Running notes from the Picnic07 conference in Amsterdam.
Anthropologist Stefana Broadbent (I've already blogged about her research here and here and here and written an Economist story about her) talks about trends in entertainment and communication. With her team of sociologists and psychologists she observes people closely and collects a whole set of data (diaries, bookmarks, playlists, they ask people to keep logbooks of communication and media usage, etc). She is a great speaker and a much-needed tech myth buster.
She shows a set of apparently disconnected data that all point in the same direction. Written communication prevails: if you ask people to keep a diary of their daily (mediated) communication, there is a huge prevalence of the written channels (IM, SMS, e-mail) over voice. This correlates to another phenomenon: private life is going into work life: what has changed in the last few years is that there is constant contact with people in our private social network, even during working time. TiVo: you may have heard that the main reason why people have bought TiVos and other digital video recorders is to skip through the ads. Add that to the list of urban myths: DRV owners watch 40% of the ads that they could skip. Another myth: online video is gonna kill TV. Actually, people who watch video online watch more and not less TV. Another: substitution effect: only 10% of people say that they've been listening to less radio because of MP3 players. Another: newspapers are dead? So how comes that daily paper circulation, free dailies included, has increased in Europe in the last five years? (The free dailies are not about "free" only, they success is tied to the fact that they're ubiquitously available).
There is no substitution: everything is added. There is more and more media piling on, more devices, more channels. What's happening is that everything is moving into the background, everything is becoming wallpaper. Radio and music has always been background. Now, TV is becoming wallpaper too, the daily newspapers are read as background (or as interstitials), IM and e-mail also are starting to run in the background, a constant flow of "open channel interaction".

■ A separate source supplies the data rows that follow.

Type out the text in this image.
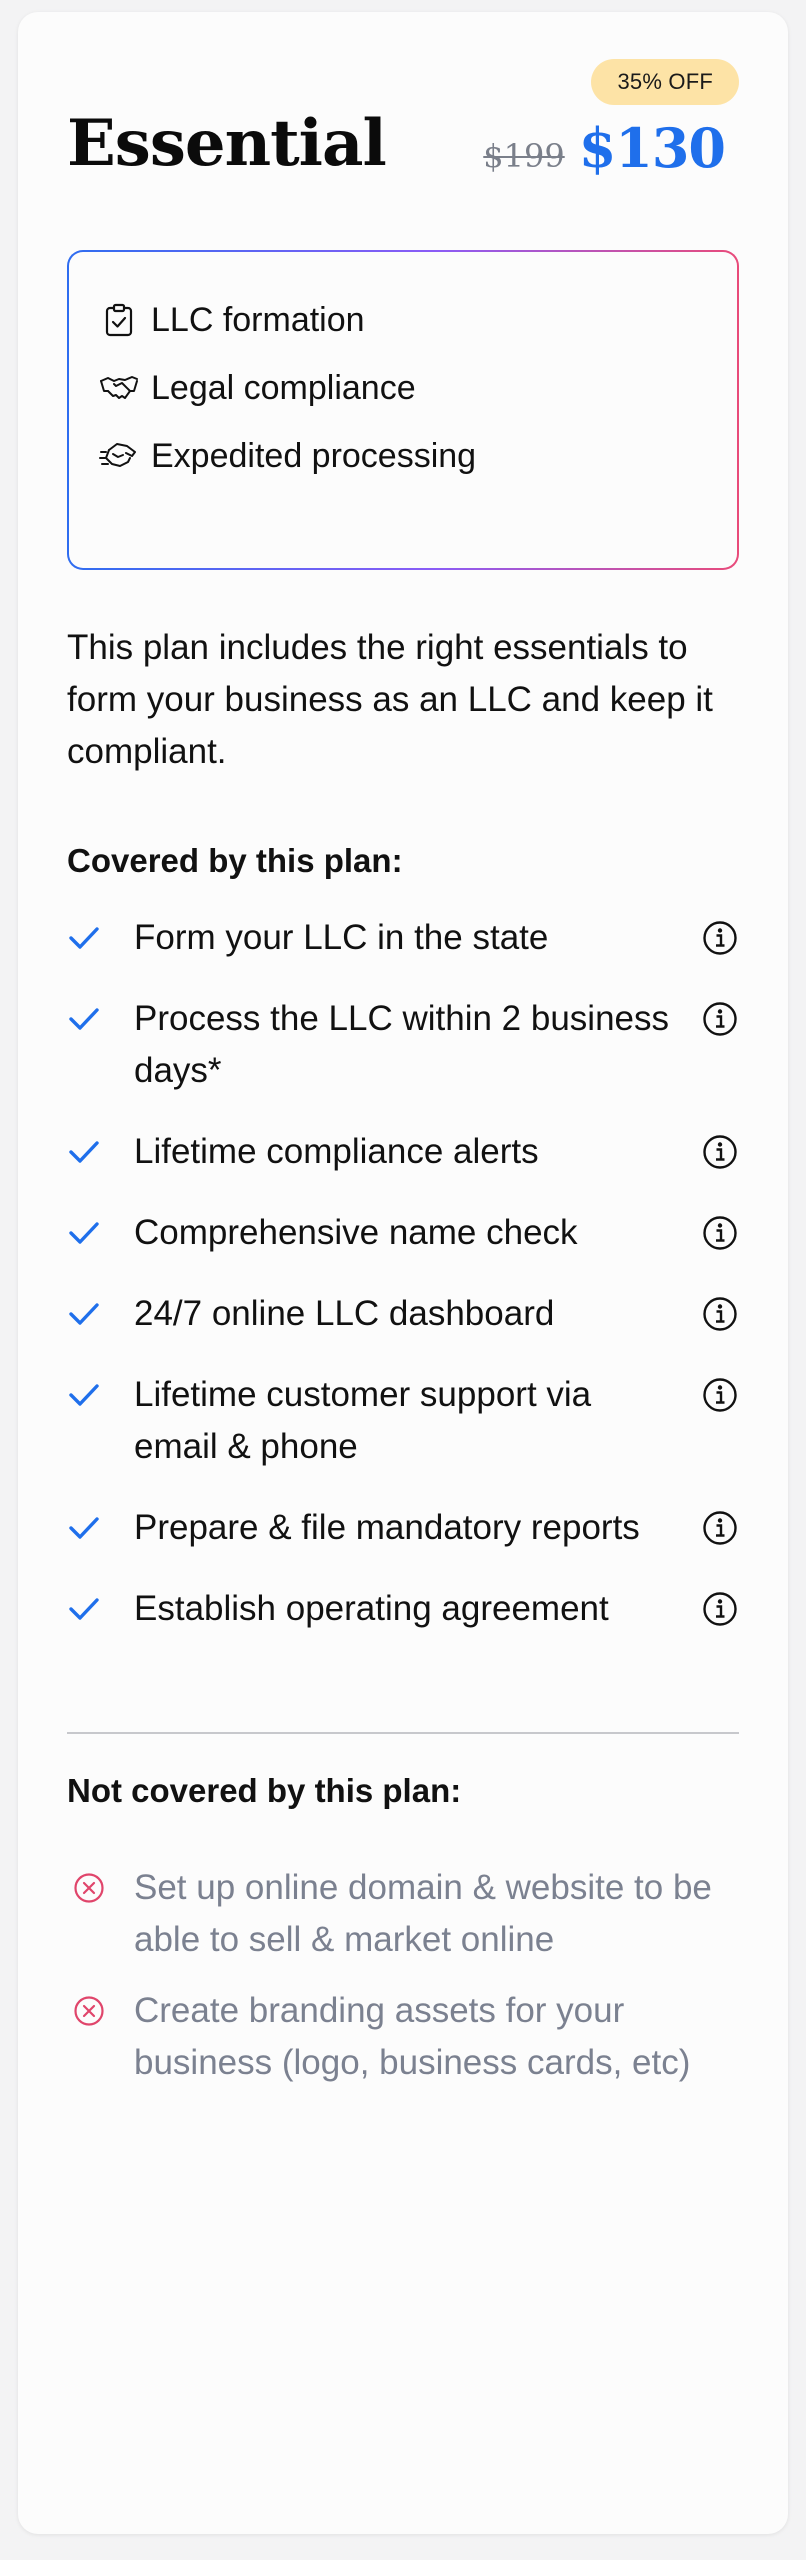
35% OFF
Essential	$199 $130
LLC formation
Legal compliance
Expedited processing

This plan includes the right essentials to form your business as an LLC and keep it compliant.

Covered by this plan:
Form your LLC in the state
Process the LLC within 2 business days*
Lifetime compliance alerts
Comprehensive name check
24/7 online LLC dashboard
Lifetime customer support via email & phone
Prepare & file mandatory reports
Establish operating agreement
Not covered by this plan:
Set up online domain & website to be able to sell & market online
Create branding assets for your business (logo, business cards, etc)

What does it mean to be background? Something that we pay less attention to, that becomes subconscious. In psychology, it's called creating a routine. Attention gets refocused on that activity only when there is an unexpected change. People have incredible media routines. All their day is organized around routines, from waking up in the morning and switching on the radio to the same channel (remember that scene in "Groundhog Day"?), to switching on the PC to check e-mail (including a routine within the routine in the websurfing sequence), to the call and SMS routine. Skype users have the highest routine of all, they plan their calls.
Now, there is a problem: the whole industry is trying to say bye-bye to routine. The whole ICT industry today has to do with putting people in total control and deliberate choice of everything that they will listen to, look at, etc: VOD, HDD recorders, IPTV archives, podcasts, videocasts, personalized radio stations, layout skins, etc.
But users can only multitask if we don't ask for all their attention. Choosing kills routines and requires attention -- the moment you choose you commit to something -- it moves the activity to the foreground; being in control means being actively focused.
Individuals are pretty good as making choices about things that are important to them, and we are also good at constantly moving other things to the side, which allows us to constantly integrate all these new devices, channels, etc. So the question is: how important something is to you to makes you make that specific choice of focusing on it?